- Changes in a range of weather and atmospheric deposition indicators measured at terrestrial ECN sites between 1993 and 2012 were analysed.
- No evidence was found of a significant change in monthly mean air temperatures over the full time series.
- However, there was a marked increase in summer precipitation, linked to an unusually prolonged directional shift in the summer North Atlantic Oscillation (NAO), while the intensity of extreme precipitation events also increased.
- Arguably the most ecologically influential changes in the environment of ECN sites over the past two decades have been substantial reductions in acid deposition. Sites experienced large declines in the concentration of sulphate in precipitation. Much of the wider UK countryside is likely to have experienced similar trends over the period.
- Concentrations of nitrogen species, i.e. nitrate (NO3+) and ammonium (NH4+), also fell slightly at several sites.
- Over the past 20 years, regional scale drivers of environmental change are likely to be responsible for both widespread increases in soil solution pH, reflecting reductions in acid deposition, and wetter conditions over the middle of the growing season.

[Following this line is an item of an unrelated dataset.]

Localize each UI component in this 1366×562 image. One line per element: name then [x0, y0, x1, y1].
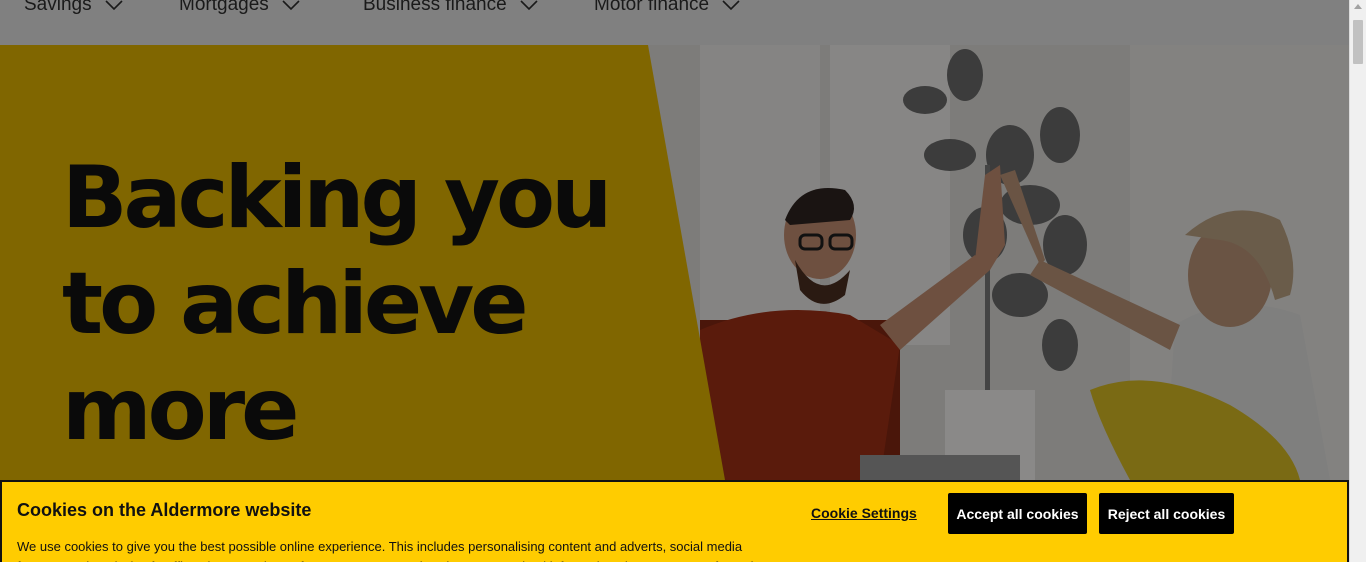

Reference: Monteith, D., Henrys, P., Lindsay, B., Smith, R., Morecroft, M., Scott, T., Andrews, C., Beaumont, D., Benham, S., Bowmaker, V., Corbett, S., Dick, J., Dodd, B., Dodd, N., McKenna, C., McMillan, S., Pallett, D., Pereira, G., Rennie, S., Rose, R., Schafer, S., Sherrin, L., Turner, A., Watson, H., Poskitt, J. and Tang, S. (2016). Trends and variability in weather and atmospheric deposition at UK Environmental Change Network sites (1993-2012). Ecological Indicators, 68, 21-35. DOI: 10.1016/j.ecolind.2016.01.061.